Just days before California Assemblymember Richard Bloom (D-50) submitted a new bill seeking to extend protections for wildlife from deadly anticoagulant rodenticides, this type of rat poison nearly claimed another high-profile victim.
Mountain lion P-53 became the fifth animal in the National Park Service’s study of the big cats in the Santa Monica Mountains to be diagnosed with rodenticide-linked mange.
“It’s concerning to see this mange in a mountain lion, because it generally means that the animal is compromised in some other way such as having been exposed to toxicants,” said Seth Riley, wildlife ecologist for Santa Monica Mountains National Recreation Area and adjunct associate professor at UCLA. “We are hopeful the treatment will be successful and that we can monitor P-53’s recovery through remote camera images.”
In July 2014, the California Department of Pesticide Regulation prohibited the sale of second generation anticoagulant rat poison to consumers, but stopped short of banning commercial pest control companies from using the chemicals.
“Most of the poison is actually supplied by commercial pest control companies that service residents and businesses,” wrote Poison Free Malibu co-founder Kian Schulman in a statement on the new assembly bill. “Four years later, the data have indeed shown no decrease in the rate of poisoning of wildlife. Our bill is meant to include the pest control companies in the ban so that they also cannot use second generation anticoagulants.”
Schulman explained that first generation anticoagulants, only slightly less devastating than the second generation, will be banned from certain state and local parks and wildlife areas, as well.
Los Angeles County included a ban on anticoagulant rodenticides in its Local Coastal Plan for the unincorporated area of the Santa Monica Mountains in 2014, arguing that the Coastal Act gives the Coastal Commission the authority to enforce the ban, but other areas, including the City of Malibu, have balked at a local ban, arguing that the mandate must come from Sacramento.
The new bill comes on the heels of a new state analysis that has documented the presence of anticoagulant rat poisons in more than 85 percent of tested mountain lions, bobcats, and Pacific fishers, an endangered member of the weasel and otter family.
Anticoagulants prevent blood from clotting, causing rodents, or any animal that ingests the poison, to bleed to death internally. It’s a slow death.
At least two mountain lions in the Santa Monica Mountains have bled to death directly from consumption of animals poisoned with anticoagulants. It appears to be more common for apex predators like bobcats and mountain lions to develop weakened immune systems that can lead to death from mange, a parasitic infection.
P-53 was reportedly nearly blind from the mange when she was picked up by researchers and treated. P-22, the Griffith Park mountain lion who has become the poster cat for urban wildlife, was successfully treated for the same condition in 2016 and recovered. Riley hopes that his team intervened in time to save P-53.
The recent California Department of Pesticide Regulation analysis of 11 different wildlife studies indicates non-target animals continue to be poisoned in large numbers despite state restrictions on the sale and use of the deadliest rodenticides put in place in 2014. “The long-lasting super toxins often poison non-target animals that eat poisoned rodents,” the report found.

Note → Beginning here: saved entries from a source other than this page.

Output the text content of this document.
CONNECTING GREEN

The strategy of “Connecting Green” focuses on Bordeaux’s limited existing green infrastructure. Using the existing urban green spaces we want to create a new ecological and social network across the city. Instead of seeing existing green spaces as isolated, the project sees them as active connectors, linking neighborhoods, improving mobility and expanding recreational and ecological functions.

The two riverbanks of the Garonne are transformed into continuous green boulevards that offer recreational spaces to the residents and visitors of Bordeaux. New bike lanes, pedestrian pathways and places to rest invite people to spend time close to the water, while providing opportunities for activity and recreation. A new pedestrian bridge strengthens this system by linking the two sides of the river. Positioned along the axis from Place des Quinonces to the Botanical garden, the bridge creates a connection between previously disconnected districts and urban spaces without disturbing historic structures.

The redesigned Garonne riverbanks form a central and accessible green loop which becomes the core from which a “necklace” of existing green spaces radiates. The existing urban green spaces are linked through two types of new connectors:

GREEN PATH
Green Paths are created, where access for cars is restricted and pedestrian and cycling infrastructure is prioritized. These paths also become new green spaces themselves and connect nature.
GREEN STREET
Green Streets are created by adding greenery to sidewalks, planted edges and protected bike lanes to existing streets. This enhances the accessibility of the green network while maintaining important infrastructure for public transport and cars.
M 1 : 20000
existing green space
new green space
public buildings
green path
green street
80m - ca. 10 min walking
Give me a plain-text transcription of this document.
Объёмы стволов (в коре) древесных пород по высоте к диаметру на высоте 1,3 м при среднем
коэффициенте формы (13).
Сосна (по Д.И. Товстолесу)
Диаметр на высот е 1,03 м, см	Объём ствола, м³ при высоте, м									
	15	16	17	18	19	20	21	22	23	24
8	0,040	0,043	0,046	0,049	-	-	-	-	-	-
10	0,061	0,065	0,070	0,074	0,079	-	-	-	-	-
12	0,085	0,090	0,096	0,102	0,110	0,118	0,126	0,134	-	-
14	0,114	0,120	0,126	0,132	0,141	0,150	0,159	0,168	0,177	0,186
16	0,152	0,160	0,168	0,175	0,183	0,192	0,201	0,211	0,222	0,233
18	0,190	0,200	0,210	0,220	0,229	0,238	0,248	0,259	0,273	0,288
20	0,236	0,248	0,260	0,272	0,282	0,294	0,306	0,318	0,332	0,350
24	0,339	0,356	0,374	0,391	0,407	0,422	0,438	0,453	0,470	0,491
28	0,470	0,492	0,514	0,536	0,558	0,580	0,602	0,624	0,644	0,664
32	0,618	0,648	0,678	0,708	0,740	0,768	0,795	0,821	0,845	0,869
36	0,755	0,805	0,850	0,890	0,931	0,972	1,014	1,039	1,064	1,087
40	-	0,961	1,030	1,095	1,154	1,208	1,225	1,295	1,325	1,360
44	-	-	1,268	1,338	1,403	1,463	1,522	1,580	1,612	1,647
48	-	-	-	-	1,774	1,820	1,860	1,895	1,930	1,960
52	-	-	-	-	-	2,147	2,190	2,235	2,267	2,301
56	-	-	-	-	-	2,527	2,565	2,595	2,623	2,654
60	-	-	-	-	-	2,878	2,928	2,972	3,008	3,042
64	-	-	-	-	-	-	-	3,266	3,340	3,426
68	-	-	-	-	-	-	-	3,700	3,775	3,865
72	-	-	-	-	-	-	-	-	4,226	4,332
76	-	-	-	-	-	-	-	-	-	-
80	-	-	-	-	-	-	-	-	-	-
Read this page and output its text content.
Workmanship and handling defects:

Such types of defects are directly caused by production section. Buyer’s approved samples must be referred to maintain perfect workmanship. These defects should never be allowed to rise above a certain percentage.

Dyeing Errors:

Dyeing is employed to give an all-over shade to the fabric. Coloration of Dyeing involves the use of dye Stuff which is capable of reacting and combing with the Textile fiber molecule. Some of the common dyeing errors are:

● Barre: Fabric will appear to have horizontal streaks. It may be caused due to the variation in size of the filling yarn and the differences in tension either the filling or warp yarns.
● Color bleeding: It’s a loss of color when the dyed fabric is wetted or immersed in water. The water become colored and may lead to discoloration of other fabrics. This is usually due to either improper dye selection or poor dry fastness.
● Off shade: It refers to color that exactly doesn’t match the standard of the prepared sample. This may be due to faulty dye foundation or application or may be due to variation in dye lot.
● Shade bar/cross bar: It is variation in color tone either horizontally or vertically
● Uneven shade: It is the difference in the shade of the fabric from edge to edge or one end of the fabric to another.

“This alarming new evidence should spur the state to ban these dangerous poisons,” said Jonathan Evans, legal director of the Center for Biological Diversity’s environmental health program. “There are safer, cheaper alternatives that greatly reduce risks to wildlife, pets, and children. Pesticide regulators have no excuse for continuing to allow California’s wildlife to die slow, excruciating deaths.”
AB 1788 would expand the prohibition to the entire state. However, agricultural activities would be exempt, and there is another major loophole: the bill would “authorize the use of a pesticide containing a specified anticoagulant” if the State Department of Public Health determines that there is a public health emergency due to a pest infestation and the various regulatory agencies concur that the emergency warrants the use.
Advocates say that even with the exemptions, the bill would help to greatly reduce the availability of anticoagulants, which are currently used in the ubiquitous black plastic bait boxes deployed around commercial and residential buildings, even in the Santas Monica Mountains, despite the local ban. Whether it passes or fails, the bill also raises awareness of the rodenticide crisis impacting almost all wildlife in the state and across the nation.